Dear everyone,

Yesterday, I soaked morel mushrooms in water and salt, hoping to drive away gross, horrible creatures that tend to make homes in them. No, not Tea Party Republicans, but little bugs and insect. We were saving them to eat in celebration when our offer on the house is accepted, but hearing no such news yesterday, I sautéed them in olive oil and garlic, and ate them anyway over fettuccini drizzled with truffle oil.

They were awful. I mustn’t have cleaned them right, and they tasted very, very sandy, as if I had soaked them in cat litter instead of sea salt. It was strange, because I rinsed them at least three times. It was very disappointing.

Today the sellers faxed in their counter-offer. Nope, they said, no reduced price. They wanted full price. They’ll help pay some of the closing costs. But they’ll let us keep the kick-ass stainless steel fridge and oven. You know the oven with the smooth ceramic top that you can clean by simply wiping? There are TWO inside this house!!
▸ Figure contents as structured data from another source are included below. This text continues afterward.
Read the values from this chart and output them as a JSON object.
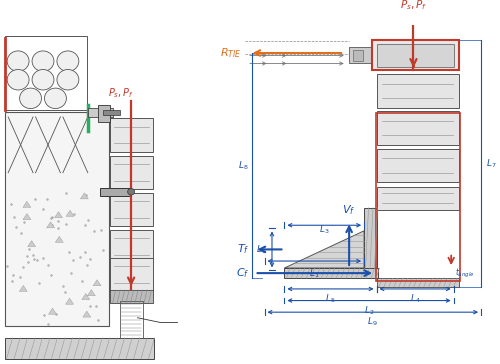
{
  "bg_color": "#ffffff",
  "colors": {
    "red": "#c0392b",
    "orange": "#e07020",
    "blue": "#1a4faa",
    "dark": "#333333",
    "gray": "#888888",
    "light_gray": "#d8d8d8",
    "mid_gray": "#aaaaaa",
    "green": "#27ae60",
    "panel_fill": "#e0e0e0",
    "hatch_fill": "#cccccc"
  },
  "figsize": [
    5.0,
    3.64
  ],
  "dpi": 100,
  "xlim": [
    0,
    10
  ],
  "ylim": [
    0,
    7.28
  ]
}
So I rushed to Jameelah’s school to be stared at by her 28 students while she initialed the counter. On the way over, however, I just had to call my brother Long, who is a real estate investor who has made quite a load of money flipping houses.

“Are you nuts?!” he said, “That’s way over what you should be buying! Do you want to be a slave to this house? At that house payment, you won’t be able to enjoy life! You’ll be trapped in your house forever, and when you sell it, you’ll lose money. And renting out your basement may sound like a good idea, but you might encounter horrible tenants who trash your place and be a nuisance.”

“You two are young,” he said, “Don’t you want to travel the world? Don’t you want to explore Africa? Trust me on this, you don’t want to tie yourself down, working only so you can support your mortgage. You don’t want your house owning you!”

He’s completely right. We could wait and find the perfect fixer upper. Long would make sure it’s a good deal. He would help us fix it up. We would live in it, and he’d help us sell it, and instantly, we’d have 30 to 50K. “Your first house won’t be your dream house! You need to use this opportunity to invest!”

But we’re not real estate investors. We’re just trying to find a place that we’re comfortable living in! I want to be able to go home each day and relax in my yard and plant herbs on my deck and stare at the clouds and raise ferrets if I want to. We’re homebodies! On my birthday Jameelah and I stayed at home and cooked and then we watched “The Diving Bell and the Butterfly” on Netflix. And I was happy. We could travel every season to a different country if we had the money, but home is always where we’ll be spending 90% of our time. I want it to feel good.

And this house feels good. We’re not going to make 30K when we sell it in five years. We might even lose some money. But during those five years, dammit, we’re gonna enjoy the hell of it. Needless to say, we agreed to the counter-offer. The house is now pending inspection. If the inspection passes, we start financing, mild renovations, and finding tenants.

Long’s words linger, like those morels, crunchy and slightly bitter.  Sure, we’ll have to cut back for a year, probably have to survive on ramen and pasta, and those have to be on sale at Grocery Outlet. But just thinking of being able to eat ramen on our deck, or cooking oatmeal that we dumpster-dived for our guests on our awesome stove, or picking apples from our neighbor’s trees late at night when they’re sleeping, those thoughts fill me with happiness.